Washington-Two American scholars on Monday expressed disagreement with a Canadian expert's view that if war breaks out between the United States and North Korea, China would use the opportunity to attack Taiwan.
"(China) can only handle one external crisis at a time," said Richard Bush, director of the Washington-based Brookings Institution's Center for East Asia Policy Studies and former chairman of the American Institute in Taiwan.
A North Korea crisis "would be the worst thing that PRC leaders have ever faced," he said to the press after a forum in Washington, D.C.
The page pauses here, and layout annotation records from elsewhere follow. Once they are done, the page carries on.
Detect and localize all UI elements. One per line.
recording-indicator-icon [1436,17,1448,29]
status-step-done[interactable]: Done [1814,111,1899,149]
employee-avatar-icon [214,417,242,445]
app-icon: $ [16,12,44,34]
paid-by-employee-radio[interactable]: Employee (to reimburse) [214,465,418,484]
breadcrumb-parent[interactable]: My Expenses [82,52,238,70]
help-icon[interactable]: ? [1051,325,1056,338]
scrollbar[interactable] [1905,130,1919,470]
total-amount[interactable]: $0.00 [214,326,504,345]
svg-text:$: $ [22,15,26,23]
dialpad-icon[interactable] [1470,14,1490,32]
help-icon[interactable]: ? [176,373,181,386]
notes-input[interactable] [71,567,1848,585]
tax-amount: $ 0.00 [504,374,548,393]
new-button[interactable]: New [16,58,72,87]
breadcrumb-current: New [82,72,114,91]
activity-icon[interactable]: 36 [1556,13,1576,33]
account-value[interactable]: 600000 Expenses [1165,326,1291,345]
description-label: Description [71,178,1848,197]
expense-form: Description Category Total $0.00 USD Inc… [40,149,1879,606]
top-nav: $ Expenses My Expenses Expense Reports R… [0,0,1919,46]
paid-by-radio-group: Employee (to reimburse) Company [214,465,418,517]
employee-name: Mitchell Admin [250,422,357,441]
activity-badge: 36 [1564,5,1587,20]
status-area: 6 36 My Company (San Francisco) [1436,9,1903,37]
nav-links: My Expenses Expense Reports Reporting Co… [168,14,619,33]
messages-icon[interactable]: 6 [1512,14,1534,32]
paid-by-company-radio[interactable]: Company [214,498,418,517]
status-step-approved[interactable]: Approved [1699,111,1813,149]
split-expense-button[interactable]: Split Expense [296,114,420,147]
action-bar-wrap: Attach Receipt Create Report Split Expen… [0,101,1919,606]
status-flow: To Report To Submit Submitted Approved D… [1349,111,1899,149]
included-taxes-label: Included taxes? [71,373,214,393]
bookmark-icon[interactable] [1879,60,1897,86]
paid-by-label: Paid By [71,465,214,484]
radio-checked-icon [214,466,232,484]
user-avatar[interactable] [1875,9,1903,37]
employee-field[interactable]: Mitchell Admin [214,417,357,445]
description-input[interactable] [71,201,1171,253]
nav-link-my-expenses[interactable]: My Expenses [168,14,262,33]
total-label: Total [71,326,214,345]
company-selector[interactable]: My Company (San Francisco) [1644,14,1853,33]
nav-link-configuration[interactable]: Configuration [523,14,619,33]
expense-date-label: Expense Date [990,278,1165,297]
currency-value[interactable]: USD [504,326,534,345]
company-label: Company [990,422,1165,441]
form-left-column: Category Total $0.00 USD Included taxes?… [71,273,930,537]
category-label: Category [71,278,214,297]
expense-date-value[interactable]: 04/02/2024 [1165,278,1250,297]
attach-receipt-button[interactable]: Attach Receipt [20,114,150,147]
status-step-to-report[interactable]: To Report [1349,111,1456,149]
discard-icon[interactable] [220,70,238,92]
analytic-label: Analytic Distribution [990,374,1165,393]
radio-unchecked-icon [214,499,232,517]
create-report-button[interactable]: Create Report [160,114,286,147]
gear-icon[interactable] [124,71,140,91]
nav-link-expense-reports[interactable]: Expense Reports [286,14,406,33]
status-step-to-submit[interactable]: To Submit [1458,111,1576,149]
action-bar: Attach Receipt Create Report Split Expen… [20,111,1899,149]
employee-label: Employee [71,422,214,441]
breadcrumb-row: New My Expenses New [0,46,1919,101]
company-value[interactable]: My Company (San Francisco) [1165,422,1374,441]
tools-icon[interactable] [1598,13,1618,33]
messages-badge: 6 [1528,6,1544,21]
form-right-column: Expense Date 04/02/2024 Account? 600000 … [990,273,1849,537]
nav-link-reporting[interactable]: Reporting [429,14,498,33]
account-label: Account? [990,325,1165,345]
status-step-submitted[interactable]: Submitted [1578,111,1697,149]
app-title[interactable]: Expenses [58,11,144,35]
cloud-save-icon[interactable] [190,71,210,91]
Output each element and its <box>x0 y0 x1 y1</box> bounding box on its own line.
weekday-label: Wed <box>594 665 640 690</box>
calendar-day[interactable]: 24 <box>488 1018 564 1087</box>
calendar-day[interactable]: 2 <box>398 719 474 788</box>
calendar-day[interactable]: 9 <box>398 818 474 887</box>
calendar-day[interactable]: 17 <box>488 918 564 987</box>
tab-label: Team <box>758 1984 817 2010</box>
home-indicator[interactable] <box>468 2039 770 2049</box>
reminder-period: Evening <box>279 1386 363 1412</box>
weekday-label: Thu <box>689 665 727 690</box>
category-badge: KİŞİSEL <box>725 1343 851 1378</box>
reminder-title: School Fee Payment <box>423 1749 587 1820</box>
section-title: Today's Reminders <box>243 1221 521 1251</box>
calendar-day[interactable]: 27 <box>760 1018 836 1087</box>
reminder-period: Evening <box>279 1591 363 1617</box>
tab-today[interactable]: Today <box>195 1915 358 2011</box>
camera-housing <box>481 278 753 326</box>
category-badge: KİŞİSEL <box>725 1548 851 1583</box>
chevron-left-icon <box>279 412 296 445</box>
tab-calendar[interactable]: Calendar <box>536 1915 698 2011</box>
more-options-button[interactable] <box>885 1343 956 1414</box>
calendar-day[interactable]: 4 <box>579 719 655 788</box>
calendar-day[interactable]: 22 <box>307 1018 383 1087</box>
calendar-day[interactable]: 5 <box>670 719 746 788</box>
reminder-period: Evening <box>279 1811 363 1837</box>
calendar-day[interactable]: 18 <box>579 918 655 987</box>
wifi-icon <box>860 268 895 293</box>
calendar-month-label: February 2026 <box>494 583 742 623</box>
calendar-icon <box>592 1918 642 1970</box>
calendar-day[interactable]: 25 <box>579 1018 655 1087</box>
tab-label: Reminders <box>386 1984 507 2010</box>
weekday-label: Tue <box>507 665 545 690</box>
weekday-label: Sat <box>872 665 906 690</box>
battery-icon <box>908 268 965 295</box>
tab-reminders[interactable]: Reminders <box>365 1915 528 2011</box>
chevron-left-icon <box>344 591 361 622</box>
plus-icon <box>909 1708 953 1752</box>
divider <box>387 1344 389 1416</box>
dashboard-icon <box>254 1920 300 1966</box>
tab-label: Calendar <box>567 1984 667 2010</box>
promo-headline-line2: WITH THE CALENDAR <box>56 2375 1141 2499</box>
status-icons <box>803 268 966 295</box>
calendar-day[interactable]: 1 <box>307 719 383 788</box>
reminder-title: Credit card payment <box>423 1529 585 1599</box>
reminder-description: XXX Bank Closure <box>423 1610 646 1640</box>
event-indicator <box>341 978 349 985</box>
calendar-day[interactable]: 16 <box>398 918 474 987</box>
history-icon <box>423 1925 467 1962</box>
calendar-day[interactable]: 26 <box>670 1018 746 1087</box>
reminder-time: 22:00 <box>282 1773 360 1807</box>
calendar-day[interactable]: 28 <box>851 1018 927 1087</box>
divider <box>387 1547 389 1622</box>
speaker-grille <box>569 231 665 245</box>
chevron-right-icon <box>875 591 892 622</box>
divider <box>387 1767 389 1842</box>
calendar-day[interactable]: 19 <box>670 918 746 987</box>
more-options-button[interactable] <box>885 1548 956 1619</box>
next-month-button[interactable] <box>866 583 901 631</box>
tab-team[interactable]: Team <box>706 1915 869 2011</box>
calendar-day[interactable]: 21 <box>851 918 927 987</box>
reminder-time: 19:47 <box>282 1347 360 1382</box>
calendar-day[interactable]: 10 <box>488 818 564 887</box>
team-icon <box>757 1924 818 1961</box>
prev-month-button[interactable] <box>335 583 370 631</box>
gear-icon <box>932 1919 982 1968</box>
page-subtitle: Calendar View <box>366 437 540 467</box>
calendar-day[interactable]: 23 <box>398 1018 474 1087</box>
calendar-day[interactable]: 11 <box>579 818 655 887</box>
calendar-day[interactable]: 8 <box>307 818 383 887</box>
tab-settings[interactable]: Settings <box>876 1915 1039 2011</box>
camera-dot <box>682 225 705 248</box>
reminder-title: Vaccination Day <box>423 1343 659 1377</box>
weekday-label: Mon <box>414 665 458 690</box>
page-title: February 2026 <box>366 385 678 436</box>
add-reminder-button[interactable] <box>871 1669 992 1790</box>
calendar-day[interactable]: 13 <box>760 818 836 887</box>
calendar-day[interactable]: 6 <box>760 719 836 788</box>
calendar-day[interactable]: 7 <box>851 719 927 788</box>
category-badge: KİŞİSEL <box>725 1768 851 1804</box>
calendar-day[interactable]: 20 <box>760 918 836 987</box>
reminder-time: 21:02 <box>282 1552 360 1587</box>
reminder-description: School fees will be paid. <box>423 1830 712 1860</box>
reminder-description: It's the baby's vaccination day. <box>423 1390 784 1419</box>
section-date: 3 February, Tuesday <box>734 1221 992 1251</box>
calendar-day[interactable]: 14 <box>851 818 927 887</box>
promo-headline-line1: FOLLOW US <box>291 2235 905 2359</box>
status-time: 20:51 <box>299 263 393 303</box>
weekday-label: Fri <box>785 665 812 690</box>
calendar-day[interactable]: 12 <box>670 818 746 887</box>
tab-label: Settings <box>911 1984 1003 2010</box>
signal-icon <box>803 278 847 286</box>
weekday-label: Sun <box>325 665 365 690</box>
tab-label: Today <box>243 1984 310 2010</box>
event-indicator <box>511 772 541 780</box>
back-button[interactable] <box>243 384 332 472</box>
Therefore, regardless of what China might like to do about Taiwan, "they would restrain themselves" from any military moves at that time "because China' national security interests are so wrapped up in the North Korea issue," Bush said.
Bush was responding to a magazine editorial last month by Michael Cole, a Canadian expert on cross-Taiwan Strait relations, who said that in the event of a North Korea-U.S. war, China would take the opportunity to launch an attack against Taiwan.
"I would argue, therefore, that a decision to launch military strikes against North Korea would represent the most dangerous period for Taiwan's survival, as this could prompt Beijing to seize the opportunity created by the American focus on North Korea to resolve its historical grievance," Cole wrote in the editorial, which was published Dec. 27 last year in the U.S. bimonthly international affairs magazine National Interest.
In response, Michael O'Hanlon, another fellow at the Brookings Institution, also said to the media that he was "inclined not to agree" with Cole's outlook on the issue.
O'Hanlon, director of research for the institute's Foreign Policy program, said such action would be "another huge risk" for China.
"There is no reason to run another huge risk just because there is an action to the north that somehow creates a perceived opportunity," O'Hanlon said.
Furthermore, it would be "foolish" because it would by "no means make a Chinese attack on Taiwan automatically successful," especially since the U.S. could still use elements of its navy to support Taiwan "because most of the navy will not be needed in a future Korean war," O'Hanlon said, adding that he does not think China is that foolish.
However, that does not prevent China from using other moves to pressure Taiwan, he said.
Relations between China and Taiwan have grown chilly and tense since President Tsai Ing-wen (???) took office in May 2016, with Beijing targeting Taiwan's diplomatic allies, activists and efforts at participation in international organizations.